Many Alberta businesses recently surveyed are not hopeful about the province’s future, according to the Alberta Chambers of Commerce.
Compared to data from a survey done the same time last year, there’s been a 26-per-cent drop in business owners’ positive views regarding Alberta’s long-term future.
The province’s economy and unemployment rates are top issues for 40 per cent of the business owners that replied to the survey sent out last month, an increase from last year when 31 per cent had concerns in those areas.
The president said it’s unsurprising business confidence is decreasing considering what the province faces.
“With the twin challenges of low oil prices and the COVID-19 pandemic, it’s not surprising to see business confidence drop in our province,” Ken Kobly, the organization’s president and CEO said in a news release.
“However, the degree of this drop — more than 25 per cent in a single year — really underscores the fact that our business community needs our continued support as the province reopens. This crisis is far from over.”
The ACC survey was conducted between June 9 and June 30, sent to local chambers and their members. It was completed by 502 chamber members.
About half of the respondents said their perception of the province’s financial situation was very poor, with most attributing it to the oil price decline, the COVID-19 pandemic and issues around oil exports.
“It’s a very sombre presentation of data,” Wanda Costen, dean and professor at MacEwan University’s School of Business, told Edmonton AM on Friday.
“We just have the sense that there’s not a lot of confidence, people are very worried about the future of the province and its fiscal state and its economy and that means it will not continue to grow. People are not investing.”
Experts and politicians have been saying for months that Alberta is struggling.
Canada’s top central banker predicts a “prolonged and bumpy” course to economic recovery. Premier Jason Kenney concedes the pandemic-triggered recession could be more pronounced in Alberta given the collapse of oil prices.

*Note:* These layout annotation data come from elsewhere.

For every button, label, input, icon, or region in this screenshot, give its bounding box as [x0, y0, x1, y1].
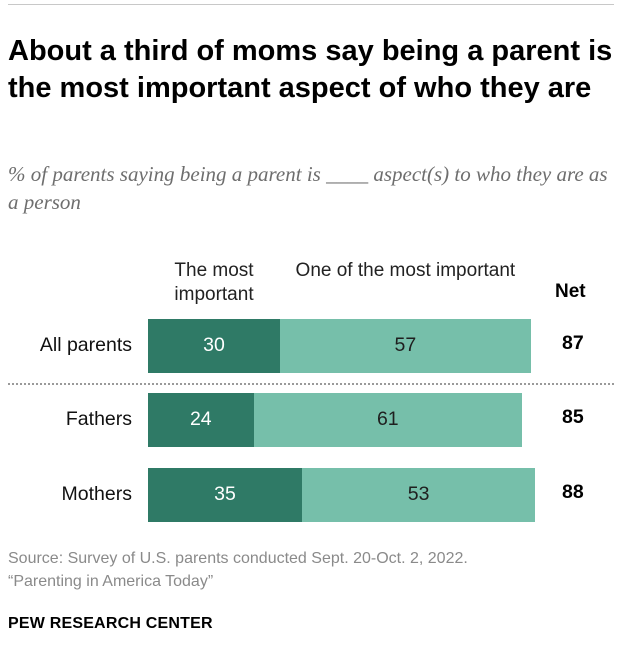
bar-segment-most-important: [148, 393, 254, 447]
bar-value-label: 30: [203, 334, 225, 356]
net-value: 85: [562, 406, 584, 428]
bar-segment-one-of-most-important: [280, 319, 531, 373]
row-label-all-parents: All parents: [39, 334, 132, 356]
legend-most-important: The most important: [174, 260, 254, 305]
bar-value-label: 35: [214, 483, 236, 505]
bar-value-label: 61: [376, 408, 399, 430]
source-note: Source: Survey of U.S. parents conducted…: [8, 547, 468, 593]
bar-segment-one-of-most-important: [253, 393, 522, 447]
source-line-2: “Parenting in America Today”: [8, 573, 214, 590]
chart-subtitle: % of parents saying being a parent is __…: [8, 162, 608, 214]
top-rule: [8, 4, 614, 5]
bar-value-label: 24: [189, 408, 212, 430]
bar-value-label: 57: [394, 334, 417, 356]
net-value: 88: [562, 481, 584, 503]
bar-segment-most-important: [148, 319, 280, 373]
row-label-fathers: Fathers: [65, 408, 132, 430]
net-header: Net: [555, 281, 586, 302]
legend-one-of-most-important: One of the most important: [295, 260, 516, 281]
chart-title: About a third of moms say being a parent…: [8, 35, 613, 104]
net-value: 87: [562, 332, 584, 354]
row-divider: [8, 383, 614, 385]
row-label-mothers: Mothers: [61, 483, 132, 505]
source-line-1: Source: Survey of U.S. parents conducted…: [8, 550, 468, 567]
bar-segment-one-of-most-important: [302, 468, 536, 522]
bar-segment-most-important: [148, 468, 302, 522]
brand-logo-text: PEW RESEARCH CENTER: [8, 615, 213, 632]
bar-value-label: 53: [407, 483, 430, 505]
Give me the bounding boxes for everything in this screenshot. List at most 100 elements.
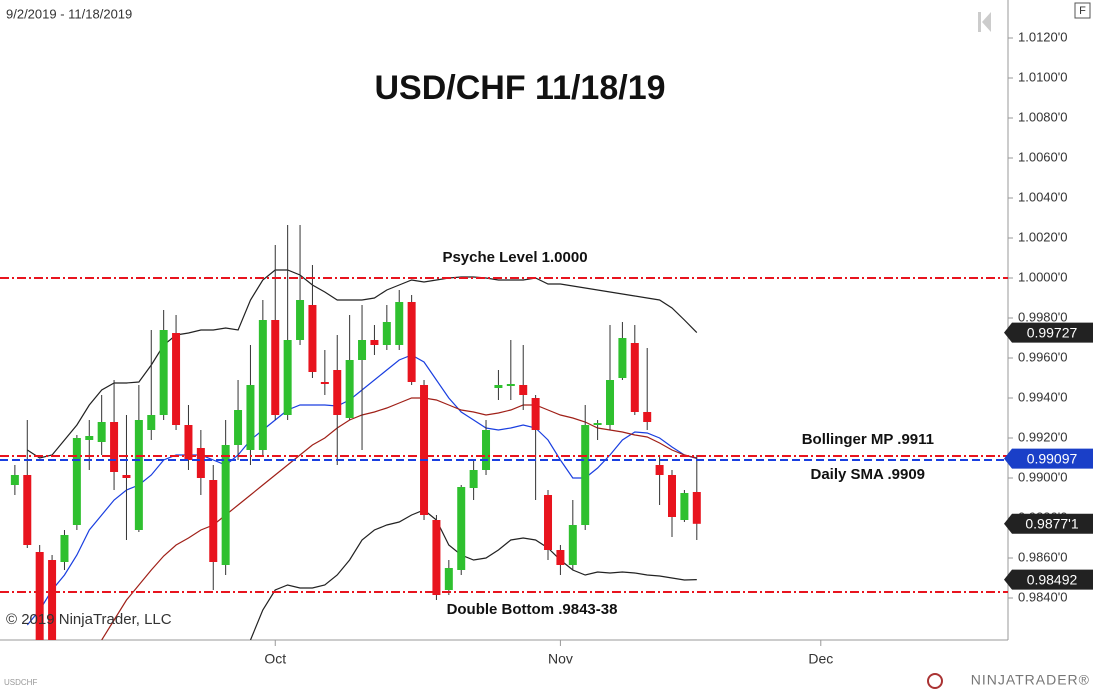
candle-body [134,420,143,530]
candle-body [382,322,391,345]
y-tick-label: 0.9860'0 [1018,549,1067,564]
candle-body [296,300,305,340]
price-marker-label: 0.9877'1 [1025,516,1078,532]
y-tick-label: 0.9900'0 [1018,469,1067,484]
plot-area [10,225,701,640]
y-tick-label: 1.0020'0 [1018,229,1067,244]
indicator-line [249,509,697,640]
price-marker [1004,513,1093,534]
symbol: USDCHF [4,678,37,687]
level-label: Double Bottom .9843-38 [447,601,618,618]
logo-icon [927,673,943,689]
candle-body [407,302,416,382]
candle-body [271,320,280,415]
candle-body [606,380,615,425]
format-button-label[interactable]: F [1079,5,1086,17]
candle-body [283,340,292,415]
candle-body [209,480,218,562]
x-tick-label: Oct [264,651,286,667]
price-marker [1004,322,1093,343]
level-label: Bollinger MP .9911 [802,431,934,448]
candle-body [482,430,491,470]
price-marker [1004,569,1093,590]
y-tick-label: 0.9940'0 [1018,389,1067,404]
candle-body [35,552,44,640]
level-label: Daily SMA .9909 [811,466,926,483]
candle-body [308,305,317,372]
chart-title: USD/CHF 11/18/19 [374,69,665,107]
indicator-line [26,269,698,459]
y-tick-label: 0.9840'0 [1018,589,1067,604]
candle-body [618,338,627,378]
candle-body [395,302,404,345]
candle-body [692,492,701,524]
candle-body [159,330,168,415]
candle-body [221,445,230,565]
y-tick-label: 1.0060'0 [1018,149,1067,164]
candle-body [85,436,94,440]
candle-body [680,493,689,520]
candle-body [23,475,32,545]
price-marker-label: 0.99097 [1027,450,1078,466]
candle-body [494,385,503,388]
candle-body [457,487,466,570]
candle-body [370,340,379,345]
candle-body [668,475,676,517]
candle-body [172,333,181,425]
candle-body [420,385,429,515]
logo: NINJATRADER® [971,672,1090,688]
candle-body [444,568,453,590]
candle-body [48,560,57,640]
price-marker-label: 0.98492 [1027,571,1078,587]
candle-body [581,425,590,525]
candle-body [110,422,119,472]
y-tick-label: 1.0120'0 [1018,29,1067,44]
candle-body [246,385,255,450]
candle-body [72,438,81,525]
price-marker [1004,448,1093,469]
candle-body [333,370,342,415]
candle-body [630,343,639,412]
candle-body [10,475,19,485]
candle-body [556,550,565,565]
candle-body [234,410,243,445]
y-tick-label: 1.0040'0 [1018,189,1067,204]
candle-body [593,423,602,425]
candle-body [531,398,540,430]
level-label: Psyche Level 1.0000 [442,249,587,266]
candle-body [358,340,367,360]
candle-body [147,415,156,430]
candle-body [519,385,528,395]
candle-body [196,448,205,478]
y-tick-label: 0.9980'0 [1018,309,1067,324]
copyright: © 2019 NinjaTrader, LLC [6,611,172,628]
candle-body [432,520,441,595]
y-tick-label: 1.0100'0 [1018,69,1067,84]
candle-body [97,422,106,442]
y-tick-label: 1.0080'0 [1018,109,1067,124]
price-marker-label: 0.99727 [1027,324,1078,340]
y-tick-label: 0.9960'0 [1018,349,1067,364]
x-tick-label: Nov [548,651,573,667]
candle-body [506,384,515,386]
candle-body [643,412,652,422]
candle-body [258,320,267,450]
candle-body [60,535,69,562]
candle-body [345,360,354,418]
date-range: 9/2/2019 - 11/18/2019 [6,6,132,21]
candle-body [320,382,329,384]
candle-body [655,465,664,475]
candle-body [544,495,553,550]
x-tick-label: Dec [808,651,833,667]
candle-body [568,525,577,565]
scroll-start-icon[interactable] [978,12,991,32]
candle-body [122,475,131,478]
y-tick-label: 1.0000'0 [1018,269,1067,284]
y-tick-label: 0.9920'0 [1018,429,1067,444]
candle-body [184,425,193,460]
format-button[interactable] [1074,2,1091,19]
candle-body [469,470,478,488]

And the Conference Board of Canada forecasts Alberta will see its economy shrink by a historic seven per cent this year.
Costen said it’s no wonder that people’s confidence in the province’s economic well-being has wavered.
“There has to be some significant shift in what’s happening and there’s little confidence that’s happening,” said Costen.
She added that low confidence levels are problematic.
“When businesses are not confident, they are less likely to have a growth strategy or continue to invest in new or meaningful ways in their organizations,” she said.
Costen said the government should work with businesses and chambers across the province to “create small- and medium-sized entrepreneurs” to help boost the economy.
“Any investment government makes related to generating new businesses from entrepreneurs, not large businesses, I think that really is the future for us.”